Yesterday, I tried to ask my husband to bring me a fork. I gestured, considered, pointed, “You know, the thing. With points.” I have lost all my words to the book in progress.
The novel in progress is due to my publisher at the end of June. This will only be the first, hopefully halfway decent draft; it will go through a number of edits, then copy edits, then proofreading before it is actually finished.
But this few weeks, the three or four at the end of a first honest draft, is always one of the weirdest for me. It’s a wild sense of sliding between worlds, sometimes living here in my own body, but often sliding over into that other place, where there are a hundred dangling threads and unfinished plot lines, and the narrative is hurtling toward whatever end the girls in the basement1 give me when I get there. I often think I know, but I am mostly wrong. I have terrible aphasia for objects in this world, but I can come up with the word “fork” easily when I’m working.
I’ve lost count of how many novels I’ve written, but it’s a lot. My vow at the beginning of every single one is, I’m going to time it so that I am writing in a normal 1000 words a day at this point. Everyone in my world, who has heard me declare this a million times, pats me on the head and says, “yes, dear.”
After so many books, you’d think I would recognize that is is my process and it is not going to change. I could have five years to write a book, and I’d still have to write the last part like this, immersed in the world and transcribing what I see and hear and feel. I do it because it takes a long time to build up the world, detail by detail. It takes this long to really know the characters (and I will still learn more in revisions), know them well enough to understand what exactly they are supposed to be learning. It’s never what I think it is. In When We Believed in Mermaids, I didn’t realize until the very end that it was Kit’s story, not Mari’s.
At any rate, that’s where I am right now. Lost in BookLand. It’s hard to spare creativity for meals or anything else, but some days I’ll end up in a kind of fugue state in the kitchen, trying some new recipe that caught my eye on TikTok, and the problem I’ve been gnawing on in the book will suddenly resolve. I am not present enough in my own body to socialize, but my husband drags me out to meals or to wander around the dock, knowing I need fresh air. He’s good at listening to me talk out the book, although he has never once read one of them (and he knows me so well that I am glad about this—too much of me is revealed in my books) I take a lot of walks. I collage, but can’t really paint. I listen to music.
I don’t really like this stage of the book. It’s hard. It takes all the mental and physical energy I own, and it does every single time. That I love writing and especially love writing novels, which I’ve been doing since I was twelve, and it is absolutely my dharma, doesn’t change that this part, this six weeks at the end of the first full draft, is bloody demanding. Think about how many details there are in a book. Every fork and button and weather pattern and passing car, every memory of every character remembering, all the peas-and-carrots characters uttering their lines—all of those come from somewhere. They have to be organized, and they have to be somewhat fresh and somewhat original and most of all, they have to be true to the people in the book, to this singular story.

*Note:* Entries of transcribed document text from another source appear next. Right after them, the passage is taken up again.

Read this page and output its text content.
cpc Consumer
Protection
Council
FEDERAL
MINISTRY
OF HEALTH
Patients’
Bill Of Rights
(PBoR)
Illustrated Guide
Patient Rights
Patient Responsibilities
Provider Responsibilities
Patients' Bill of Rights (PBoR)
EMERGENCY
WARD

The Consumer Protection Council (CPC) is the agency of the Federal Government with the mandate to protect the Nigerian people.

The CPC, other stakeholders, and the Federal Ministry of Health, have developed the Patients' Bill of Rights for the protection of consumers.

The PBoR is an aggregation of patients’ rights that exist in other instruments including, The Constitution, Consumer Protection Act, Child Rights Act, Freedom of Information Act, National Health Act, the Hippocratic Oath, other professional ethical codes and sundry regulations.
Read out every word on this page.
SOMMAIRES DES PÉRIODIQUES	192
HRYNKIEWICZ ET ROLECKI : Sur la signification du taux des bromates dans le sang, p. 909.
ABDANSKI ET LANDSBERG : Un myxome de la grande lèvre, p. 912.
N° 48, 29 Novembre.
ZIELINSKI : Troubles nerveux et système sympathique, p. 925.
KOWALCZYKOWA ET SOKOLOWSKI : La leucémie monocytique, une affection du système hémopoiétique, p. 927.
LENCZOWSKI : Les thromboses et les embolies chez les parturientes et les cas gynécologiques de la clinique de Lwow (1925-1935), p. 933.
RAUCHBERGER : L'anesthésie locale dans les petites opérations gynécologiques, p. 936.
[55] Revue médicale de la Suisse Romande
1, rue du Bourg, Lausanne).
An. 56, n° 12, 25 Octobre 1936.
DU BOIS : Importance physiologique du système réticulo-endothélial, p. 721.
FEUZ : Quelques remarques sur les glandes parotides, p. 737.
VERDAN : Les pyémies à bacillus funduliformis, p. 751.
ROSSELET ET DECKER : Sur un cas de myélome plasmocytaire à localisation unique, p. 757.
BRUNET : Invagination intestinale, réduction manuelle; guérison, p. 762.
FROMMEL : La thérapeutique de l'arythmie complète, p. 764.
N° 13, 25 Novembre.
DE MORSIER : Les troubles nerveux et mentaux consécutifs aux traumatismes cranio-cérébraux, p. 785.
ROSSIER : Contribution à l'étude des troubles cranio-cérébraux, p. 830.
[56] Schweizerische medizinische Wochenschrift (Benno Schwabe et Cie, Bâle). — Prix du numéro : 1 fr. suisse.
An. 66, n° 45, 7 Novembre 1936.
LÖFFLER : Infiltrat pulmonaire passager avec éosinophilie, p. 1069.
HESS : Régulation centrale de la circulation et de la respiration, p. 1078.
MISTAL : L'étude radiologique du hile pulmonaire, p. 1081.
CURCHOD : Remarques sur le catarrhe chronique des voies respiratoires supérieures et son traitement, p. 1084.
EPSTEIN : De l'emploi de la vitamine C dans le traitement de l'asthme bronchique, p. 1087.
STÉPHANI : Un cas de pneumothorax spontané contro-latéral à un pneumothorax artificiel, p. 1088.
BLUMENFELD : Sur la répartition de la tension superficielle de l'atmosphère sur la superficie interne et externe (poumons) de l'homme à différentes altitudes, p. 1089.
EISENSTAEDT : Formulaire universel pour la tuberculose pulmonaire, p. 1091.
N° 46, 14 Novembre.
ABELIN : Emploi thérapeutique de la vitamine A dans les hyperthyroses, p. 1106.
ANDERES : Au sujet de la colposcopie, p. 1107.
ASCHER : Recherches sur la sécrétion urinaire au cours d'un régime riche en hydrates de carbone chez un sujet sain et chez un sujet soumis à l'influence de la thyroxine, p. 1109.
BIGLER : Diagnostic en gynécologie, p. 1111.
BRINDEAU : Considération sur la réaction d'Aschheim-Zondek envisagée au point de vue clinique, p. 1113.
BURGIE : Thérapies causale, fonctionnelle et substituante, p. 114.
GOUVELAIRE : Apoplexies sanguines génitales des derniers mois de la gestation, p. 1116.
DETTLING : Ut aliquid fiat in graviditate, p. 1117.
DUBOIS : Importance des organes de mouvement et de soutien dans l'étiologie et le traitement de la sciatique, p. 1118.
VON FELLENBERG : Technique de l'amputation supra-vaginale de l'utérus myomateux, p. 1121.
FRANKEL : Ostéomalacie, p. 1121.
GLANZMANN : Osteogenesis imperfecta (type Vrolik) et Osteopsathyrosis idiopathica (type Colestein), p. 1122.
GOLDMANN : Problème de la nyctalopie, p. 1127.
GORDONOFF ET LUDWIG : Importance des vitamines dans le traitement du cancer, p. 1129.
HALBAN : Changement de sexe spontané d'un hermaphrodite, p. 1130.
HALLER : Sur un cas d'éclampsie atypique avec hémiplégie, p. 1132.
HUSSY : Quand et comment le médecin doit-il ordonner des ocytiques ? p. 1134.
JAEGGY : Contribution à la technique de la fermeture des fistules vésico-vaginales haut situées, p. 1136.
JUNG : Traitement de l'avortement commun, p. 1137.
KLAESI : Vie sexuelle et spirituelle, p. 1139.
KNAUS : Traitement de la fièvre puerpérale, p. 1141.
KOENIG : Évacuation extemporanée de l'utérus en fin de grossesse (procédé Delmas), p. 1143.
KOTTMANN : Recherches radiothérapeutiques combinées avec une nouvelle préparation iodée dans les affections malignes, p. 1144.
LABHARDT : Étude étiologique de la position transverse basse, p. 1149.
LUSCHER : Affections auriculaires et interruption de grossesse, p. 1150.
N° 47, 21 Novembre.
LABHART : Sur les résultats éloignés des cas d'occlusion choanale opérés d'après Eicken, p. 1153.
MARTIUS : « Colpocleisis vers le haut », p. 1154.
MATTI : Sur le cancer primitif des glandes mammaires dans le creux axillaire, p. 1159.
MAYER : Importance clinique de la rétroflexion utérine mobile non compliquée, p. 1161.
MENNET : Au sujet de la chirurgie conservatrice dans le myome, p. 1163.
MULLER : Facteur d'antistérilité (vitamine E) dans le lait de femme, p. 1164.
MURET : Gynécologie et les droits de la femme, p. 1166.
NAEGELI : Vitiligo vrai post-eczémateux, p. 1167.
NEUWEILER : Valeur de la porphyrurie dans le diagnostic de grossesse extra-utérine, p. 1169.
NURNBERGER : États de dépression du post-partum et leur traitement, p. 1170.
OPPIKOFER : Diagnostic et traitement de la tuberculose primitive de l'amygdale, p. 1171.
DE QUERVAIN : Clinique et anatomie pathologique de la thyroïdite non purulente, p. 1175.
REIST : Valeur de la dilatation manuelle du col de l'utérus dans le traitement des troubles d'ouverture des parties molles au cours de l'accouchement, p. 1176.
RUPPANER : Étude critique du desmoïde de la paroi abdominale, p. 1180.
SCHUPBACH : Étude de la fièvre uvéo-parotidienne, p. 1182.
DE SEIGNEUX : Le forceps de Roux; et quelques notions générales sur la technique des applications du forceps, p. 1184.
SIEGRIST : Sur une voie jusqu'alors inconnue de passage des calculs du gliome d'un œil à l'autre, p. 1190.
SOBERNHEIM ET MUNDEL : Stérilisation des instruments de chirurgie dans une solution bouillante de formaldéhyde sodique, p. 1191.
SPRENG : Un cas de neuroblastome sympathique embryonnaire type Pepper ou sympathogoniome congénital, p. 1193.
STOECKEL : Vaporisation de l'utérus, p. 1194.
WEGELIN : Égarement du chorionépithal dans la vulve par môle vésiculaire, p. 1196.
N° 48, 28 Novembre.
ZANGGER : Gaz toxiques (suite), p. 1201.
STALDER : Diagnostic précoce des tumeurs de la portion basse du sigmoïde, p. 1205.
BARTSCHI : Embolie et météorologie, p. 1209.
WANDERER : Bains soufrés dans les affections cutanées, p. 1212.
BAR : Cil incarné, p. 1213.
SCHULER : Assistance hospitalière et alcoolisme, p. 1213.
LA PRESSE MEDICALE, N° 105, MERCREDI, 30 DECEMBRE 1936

It takes a lot of hours. By the end of the day, I stagger out of my studio, blinking at the light like some underground creature. I often need a nap before I can do anything else.
My aphasia and trouble functioning in this world will get worse and worse before I finish. Then I’ll email the book to my agent and editor, and collapse in a dazed heap. This year, my family is coming to visit, both sons, their wives, and all three grandchildren, which will be an absolute delight and a good way to get back into my body and my own life and let these people go on to theirs.
By the time I start the next book, I will forget all that labor and be so excited to get moving on the next book that I’ve already started collecting research. I’ll tell everyone I’m really truly going to write a 1000 words a day at the end. And I’ll mean it.
In the meantime, I’m off to savor, to live with these three characters quite closely for a little longer. I hope you’re savoring and connecting with your life and projects, too. Anything good you want to share?
PS My next book is arriving in stores July 30.
My name for the muses, stolen from Stephen King’s boys in the basement
Thanks for sharing this! I appreciate reading about your process, and what it demands of you. I'm writing the eighth draft of what I hope will be my debut, and it takes a lot out of me too. I can't imagine writing too many novels to count. What and accomplishment! Sending you good vibes to get you through the final push.
I'm making my husband read this, Barbara. He has used the term 'fugue state' on me many times. I'm line editing, staying close to my story, no distractions, and intolerant of the world outside my office. He needs to know he's not alone. Wishing you fluidity and ease on the last push.